Integer Representation – Computer Architecture

Unsigned and Two’s Complement Encodings

Let x be a bit vector of length w. Then if x represents an unsigned integer the decimal value can be computed as

$U_w (x) = \displaystyle\sum_{i=0}^{w-1} x_i2^i$

One way to encode signed integers is using two’s complement encoding. If x is interpreted as a signed integer, the most significant bit represents the sign, and the decimal value is computed as

$T_w (x) = -x_{w-1}2^{w-1} + \displaystyle\sum_{i=0}^{w-2} x_i2^i$

For positive numbers the sign bit is 0, thus the first term is always 0. The magnitude of a positive number therefore is just the unsigned value (above) of the remaining w-1 bits.

For negative numbers the sign bit is 1 giving the first term a value equal to the largest negative number possible with w bits. The second term can be thought of as reducing the negative number.

Binary value	First term	Second term	Decimal value
01111111	0	127	127
…
00000011	0	3	3
00000010	0	2	2
00000001	0	1	1
00000000	0	0	0
10000000	-128	0	-128
10000001	-128	1	-127
10000010	-128	2	-126
10000011	-128	3	-125
…
11111111	-128	127	-1

If w is 8, the largest negative integer is [10000000] with a decimal value of -128 and the largest positive integer is [01111111] with a decimal value of 127.

By default all integral values (including char) are signed unless specified otherwise with the unsigned keyword.

Limits

The C header file limits.h defines a set of constants delimiting the ranges of the different integer data types. For example: INT_MAX, INT_MIN, etc.

Conversion Between Signed and Unsigned

Sometimes we need to convert between signed and unsigned numbers. The printf function can perform conversions for us.

char y = 16;    // 0001 0000
printf("signed: %hhd unsigned: %hhu\n", y, y);

When run, the program will print the signed value (16) and then interpret the byte as an unsigned value. When viewed as an unsigned value, the sign bit is 0, thus having the same value as when interpreted as a signed number (16).

signed: 16 unsigned: 16

Lets now examine what happens with a signed negative number.

y = -16; // 1111 0000
printf("signed: %hhd unsigned: %hhu\n", y, y);

When run, the program prints

signed: -16 unsigned: 240

Notice that when the signed value is interpreted as an unsigned number the value becomes $128+(64+32+16)=240$ . This may not be the expected value. This illustrates we must be careful when converting between sign and unsigned types.

Expanding the Bit Representation of a Number

Converting an unsigned number to a larger data type entails padding the left with 0’s. This is called zero extension.

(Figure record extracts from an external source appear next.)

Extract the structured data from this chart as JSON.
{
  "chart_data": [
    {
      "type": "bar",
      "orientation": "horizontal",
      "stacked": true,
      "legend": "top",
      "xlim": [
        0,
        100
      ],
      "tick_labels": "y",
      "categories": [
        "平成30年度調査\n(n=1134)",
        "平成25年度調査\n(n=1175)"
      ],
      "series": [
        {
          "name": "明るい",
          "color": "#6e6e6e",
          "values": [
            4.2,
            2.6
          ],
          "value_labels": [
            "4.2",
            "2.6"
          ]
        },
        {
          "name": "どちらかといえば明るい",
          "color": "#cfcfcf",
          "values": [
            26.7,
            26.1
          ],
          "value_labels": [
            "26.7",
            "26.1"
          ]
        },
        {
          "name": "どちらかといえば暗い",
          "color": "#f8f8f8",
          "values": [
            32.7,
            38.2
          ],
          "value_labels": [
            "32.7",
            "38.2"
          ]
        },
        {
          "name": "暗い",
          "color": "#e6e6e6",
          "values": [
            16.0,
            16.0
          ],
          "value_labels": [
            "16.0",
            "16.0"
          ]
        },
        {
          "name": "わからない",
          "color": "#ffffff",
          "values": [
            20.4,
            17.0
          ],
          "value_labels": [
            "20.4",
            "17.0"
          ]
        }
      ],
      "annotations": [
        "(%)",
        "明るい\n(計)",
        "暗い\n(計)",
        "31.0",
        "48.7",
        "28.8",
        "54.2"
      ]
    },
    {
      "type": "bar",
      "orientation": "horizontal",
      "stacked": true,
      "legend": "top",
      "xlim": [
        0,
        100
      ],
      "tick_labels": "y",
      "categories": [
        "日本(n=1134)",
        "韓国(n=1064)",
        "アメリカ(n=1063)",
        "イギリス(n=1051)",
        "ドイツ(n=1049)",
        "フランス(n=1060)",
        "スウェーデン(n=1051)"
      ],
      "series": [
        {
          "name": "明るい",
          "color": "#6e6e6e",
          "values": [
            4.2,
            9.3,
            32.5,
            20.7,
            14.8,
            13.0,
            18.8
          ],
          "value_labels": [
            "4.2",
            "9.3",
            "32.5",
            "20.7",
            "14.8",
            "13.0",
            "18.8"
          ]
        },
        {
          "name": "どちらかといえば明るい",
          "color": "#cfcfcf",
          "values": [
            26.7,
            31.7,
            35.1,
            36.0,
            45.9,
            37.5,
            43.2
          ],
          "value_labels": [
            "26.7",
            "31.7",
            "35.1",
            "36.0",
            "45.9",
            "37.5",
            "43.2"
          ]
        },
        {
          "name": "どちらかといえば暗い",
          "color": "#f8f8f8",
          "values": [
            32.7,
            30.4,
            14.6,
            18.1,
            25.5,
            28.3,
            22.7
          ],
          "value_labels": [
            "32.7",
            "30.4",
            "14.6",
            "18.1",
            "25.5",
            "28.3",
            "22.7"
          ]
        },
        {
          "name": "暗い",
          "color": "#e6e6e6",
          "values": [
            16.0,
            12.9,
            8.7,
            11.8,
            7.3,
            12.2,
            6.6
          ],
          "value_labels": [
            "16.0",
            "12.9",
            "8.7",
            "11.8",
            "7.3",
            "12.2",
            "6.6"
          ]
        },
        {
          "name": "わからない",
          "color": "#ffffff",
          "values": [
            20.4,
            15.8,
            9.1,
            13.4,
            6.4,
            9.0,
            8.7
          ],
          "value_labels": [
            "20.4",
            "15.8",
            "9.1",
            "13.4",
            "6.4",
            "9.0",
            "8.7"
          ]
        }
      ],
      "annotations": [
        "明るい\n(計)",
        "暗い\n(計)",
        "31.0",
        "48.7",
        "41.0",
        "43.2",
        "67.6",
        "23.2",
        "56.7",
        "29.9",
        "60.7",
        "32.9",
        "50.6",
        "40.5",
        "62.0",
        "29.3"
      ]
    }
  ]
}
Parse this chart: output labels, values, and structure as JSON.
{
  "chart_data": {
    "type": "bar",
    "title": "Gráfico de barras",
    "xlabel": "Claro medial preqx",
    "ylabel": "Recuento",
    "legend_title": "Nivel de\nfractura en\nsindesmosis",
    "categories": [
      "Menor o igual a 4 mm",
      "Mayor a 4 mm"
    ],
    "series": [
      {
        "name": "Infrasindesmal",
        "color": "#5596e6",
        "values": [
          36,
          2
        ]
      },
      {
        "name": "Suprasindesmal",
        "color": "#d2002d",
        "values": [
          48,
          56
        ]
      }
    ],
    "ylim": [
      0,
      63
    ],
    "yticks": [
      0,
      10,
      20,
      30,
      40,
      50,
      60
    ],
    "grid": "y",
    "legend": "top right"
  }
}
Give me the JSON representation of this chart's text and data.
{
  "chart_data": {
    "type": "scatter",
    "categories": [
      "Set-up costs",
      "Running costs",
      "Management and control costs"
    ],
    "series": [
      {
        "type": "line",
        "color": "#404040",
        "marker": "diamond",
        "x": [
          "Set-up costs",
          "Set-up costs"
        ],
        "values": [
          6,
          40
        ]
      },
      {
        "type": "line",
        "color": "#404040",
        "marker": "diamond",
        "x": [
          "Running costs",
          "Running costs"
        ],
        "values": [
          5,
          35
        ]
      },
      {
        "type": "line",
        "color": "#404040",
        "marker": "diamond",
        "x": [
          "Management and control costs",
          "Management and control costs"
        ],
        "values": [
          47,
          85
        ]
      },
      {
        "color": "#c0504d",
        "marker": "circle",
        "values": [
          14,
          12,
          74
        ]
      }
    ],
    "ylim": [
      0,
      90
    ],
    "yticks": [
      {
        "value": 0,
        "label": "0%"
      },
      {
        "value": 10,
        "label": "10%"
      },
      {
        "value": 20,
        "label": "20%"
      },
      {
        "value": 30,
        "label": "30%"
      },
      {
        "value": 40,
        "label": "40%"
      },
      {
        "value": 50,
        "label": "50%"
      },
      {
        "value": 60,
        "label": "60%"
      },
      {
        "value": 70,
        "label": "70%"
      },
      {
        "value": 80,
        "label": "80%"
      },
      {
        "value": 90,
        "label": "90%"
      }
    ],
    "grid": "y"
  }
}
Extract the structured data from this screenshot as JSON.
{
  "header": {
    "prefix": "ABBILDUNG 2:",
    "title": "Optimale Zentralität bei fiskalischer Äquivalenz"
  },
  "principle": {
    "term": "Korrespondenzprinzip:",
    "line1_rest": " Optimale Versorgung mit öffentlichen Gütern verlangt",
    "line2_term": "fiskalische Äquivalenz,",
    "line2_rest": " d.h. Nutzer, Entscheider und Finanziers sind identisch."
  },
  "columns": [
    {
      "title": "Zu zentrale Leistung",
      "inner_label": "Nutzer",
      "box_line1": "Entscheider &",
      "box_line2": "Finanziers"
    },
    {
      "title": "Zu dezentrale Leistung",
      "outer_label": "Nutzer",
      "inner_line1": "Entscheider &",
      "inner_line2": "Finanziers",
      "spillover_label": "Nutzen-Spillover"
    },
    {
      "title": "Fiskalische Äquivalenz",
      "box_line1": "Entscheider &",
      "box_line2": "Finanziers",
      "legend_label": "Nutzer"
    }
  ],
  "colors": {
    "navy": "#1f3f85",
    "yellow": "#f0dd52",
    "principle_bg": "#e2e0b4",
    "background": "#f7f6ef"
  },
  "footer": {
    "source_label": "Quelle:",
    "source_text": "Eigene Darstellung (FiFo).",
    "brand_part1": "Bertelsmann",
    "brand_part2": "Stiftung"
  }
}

[1111 0000] -> [0000 0000 1111 0000]

For converting a 2’s complement number to a larger data type, the rule is to perform a sign extension by adding copies of the most significant bit to the representation.

[1111 0000] -> [1111 1111 1111 0000]

Truncating Numbers

When truncating an unsigned number of length w to length k, we get a value equivalent to $x \mod 2^k$ .

For example, if we truncate the short unsigned int, [0000 0001 0100 1000] = 328, to an 8-bit number we get [0100 1000] $= 328 \mod 256 = 72$ .

Truncating a signed number of length w to length k we get a value equivalent to $-x_{k-1}2^{k} + (x \mod 2^k)$ .

For example, if we truncate the short signed int, [1000 0000 0000 0001] = -32768 + 1 = -32767, to an 8-bit signed number. We get [0000 0001] which is equivalent to $0 + (-32767 \mod 256) = 0 + (1) = 1$ .

Lets look at another example, where the $x_{k-1}=1$ . Lets truncate the short signed int, [1000 0000 1000 0001] = 32897, to an 8-bit signed number. We get [1000 0001] $= -256 + (32897 \mod 256) = -256 + 129 = -127$ .

Advice

Use signed numbers whenever possible.